Song by A. R. Rahman featuring Murtuza Khan, Quadir Khan & Chinmayi

from the album Guru
- Released: 18 November 2006
- Recorded: 2006 Panchathan Record Inn
- Genre: Feature film soundtrack
- Length: 5:09
- Label: Sony Music
- Songwriters: A. R. Rahman (music), Gulzar (lyrics)
- Producer: A. R. Rahman

Music video
- "Tere Bina" on YouTube

= Tere Bina (song) =

"Tere Bina" is a 2006 Hindi song from the 2007 Hindi film Guru. It was composed by A. R. Rahman, performed by A.R. Rahman, Murtuza Khan, Quadir Khan and Chinmayi and written by Gulzar. It is a love ballad composed in sufi style of music. It is dedicated to the memory of Pakistani qawwali singer Ustad Nusrat Fateh Ali Khan written at the time of the tenth anniversary of his death. The music video was picturised as a dance sequence by Aishwarya Rai and Abhishek Bachchan. The song begins with dham dara dham dara refrains, sung by Murtuza Khan and Quadir Khan.

==Reception==
The song received favourable critical responses.

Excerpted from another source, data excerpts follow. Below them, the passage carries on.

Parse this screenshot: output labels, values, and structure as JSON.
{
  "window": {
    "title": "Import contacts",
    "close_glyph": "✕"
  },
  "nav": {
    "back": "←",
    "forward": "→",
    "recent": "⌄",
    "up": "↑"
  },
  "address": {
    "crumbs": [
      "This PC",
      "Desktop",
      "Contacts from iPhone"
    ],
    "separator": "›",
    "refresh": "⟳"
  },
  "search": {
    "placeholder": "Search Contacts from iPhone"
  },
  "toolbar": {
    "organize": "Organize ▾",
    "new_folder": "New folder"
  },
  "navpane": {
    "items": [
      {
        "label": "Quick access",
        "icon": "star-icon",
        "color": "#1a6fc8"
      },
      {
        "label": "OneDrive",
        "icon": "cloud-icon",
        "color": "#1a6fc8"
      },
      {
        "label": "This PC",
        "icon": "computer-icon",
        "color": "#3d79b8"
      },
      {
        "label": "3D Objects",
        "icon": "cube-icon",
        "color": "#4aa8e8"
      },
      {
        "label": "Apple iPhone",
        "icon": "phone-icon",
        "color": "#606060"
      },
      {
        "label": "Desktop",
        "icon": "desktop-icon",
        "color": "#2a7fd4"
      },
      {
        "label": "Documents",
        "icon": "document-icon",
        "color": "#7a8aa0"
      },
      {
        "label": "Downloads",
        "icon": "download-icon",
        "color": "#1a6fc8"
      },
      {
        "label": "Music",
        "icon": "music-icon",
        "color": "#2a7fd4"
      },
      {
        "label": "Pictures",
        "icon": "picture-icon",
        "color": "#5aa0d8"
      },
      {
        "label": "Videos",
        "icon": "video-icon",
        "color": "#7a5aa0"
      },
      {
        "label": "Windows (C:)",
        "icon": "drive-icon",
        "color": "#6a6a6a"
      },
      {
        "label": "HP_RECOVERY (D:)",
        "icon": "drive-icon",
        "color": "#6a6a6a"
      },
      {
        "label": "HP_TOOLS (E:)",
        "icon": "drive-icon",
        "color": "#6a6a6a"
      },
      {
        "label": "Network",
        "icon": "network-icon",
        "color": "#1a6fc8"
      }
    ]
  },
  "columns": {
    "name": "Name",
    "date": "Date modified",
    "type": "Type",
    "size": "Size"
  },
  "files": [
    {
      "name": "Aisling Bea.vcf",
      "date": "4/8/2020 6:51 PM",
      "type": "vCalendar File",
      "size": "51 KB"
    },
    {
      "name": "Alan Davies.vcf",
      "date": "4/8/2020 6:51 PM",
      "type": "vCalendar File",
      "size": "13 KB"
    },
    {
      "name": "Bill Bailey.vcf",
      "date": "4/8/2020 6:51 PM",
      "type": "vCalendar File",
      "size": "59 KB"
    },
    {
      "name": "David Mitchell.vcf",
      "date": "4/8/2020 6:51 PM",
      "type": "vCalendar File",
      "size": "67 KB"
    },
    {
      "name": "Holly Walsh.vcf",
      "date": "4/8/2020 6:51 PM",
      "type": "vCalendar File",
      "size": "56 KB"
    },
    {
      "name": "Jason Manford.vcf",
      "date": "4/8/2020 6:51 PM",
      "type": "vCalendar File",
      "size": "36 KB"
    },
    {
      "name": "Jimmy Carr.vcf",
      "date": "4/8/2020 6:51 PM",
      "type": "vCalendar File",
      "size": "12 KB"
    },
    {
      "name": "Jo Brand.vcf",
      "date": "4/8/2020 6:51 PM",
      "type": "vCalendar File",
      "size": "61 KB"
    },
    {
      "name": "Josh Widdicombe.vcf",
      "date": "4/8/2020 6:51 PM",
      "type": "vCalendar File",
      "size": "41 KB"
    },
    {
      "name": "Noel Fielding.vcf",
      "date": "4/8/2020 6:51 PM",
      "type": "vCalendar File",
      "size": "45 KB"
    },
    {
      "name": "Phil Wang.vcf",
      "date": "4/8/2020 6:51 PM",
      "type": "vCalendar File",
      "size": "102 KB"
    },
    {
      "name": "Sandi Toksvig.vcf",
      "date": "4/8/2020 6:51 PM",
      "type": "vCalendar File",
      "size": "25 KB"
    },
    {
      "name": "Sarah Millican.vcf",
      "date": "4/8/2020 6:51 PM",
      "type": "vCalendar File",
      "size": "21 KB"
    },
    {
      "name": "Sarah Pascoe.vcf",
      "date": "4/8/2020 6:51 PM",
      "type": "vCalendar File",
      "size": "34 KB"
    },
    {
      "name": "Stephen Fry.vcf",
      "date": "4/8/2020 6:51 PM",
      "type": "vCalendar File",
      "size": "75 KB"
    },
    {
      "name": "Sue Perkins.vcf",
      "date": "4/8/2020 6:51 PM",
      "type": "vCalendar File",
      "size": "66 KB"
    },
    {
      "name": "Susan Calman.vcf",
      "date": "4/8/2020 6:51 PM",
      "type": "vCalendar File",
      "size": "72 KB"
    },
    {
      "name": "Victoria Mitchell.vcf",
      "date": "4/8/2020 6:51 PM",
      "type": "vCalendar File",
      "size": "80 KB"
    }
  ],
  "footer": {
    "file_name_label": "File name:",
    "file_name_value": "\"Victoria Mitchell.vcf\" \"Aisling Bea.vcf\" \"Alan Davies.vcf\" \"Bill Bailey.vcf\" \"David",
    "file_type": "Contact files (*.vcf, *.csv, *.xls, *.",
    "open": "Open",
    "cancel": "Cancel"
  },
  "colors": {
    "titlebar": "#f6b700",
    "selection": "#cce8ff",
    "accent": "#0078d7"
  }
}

The song, along with its entire soundtrack album has proved a success, staying at the number one spot thirteen weeks after its release.

==Usage in media==
An excerpt of the song is used in the 2013 American animated sports comedy film Planes, produced by DisneyToon Studios and released by Walt Disney Pictures.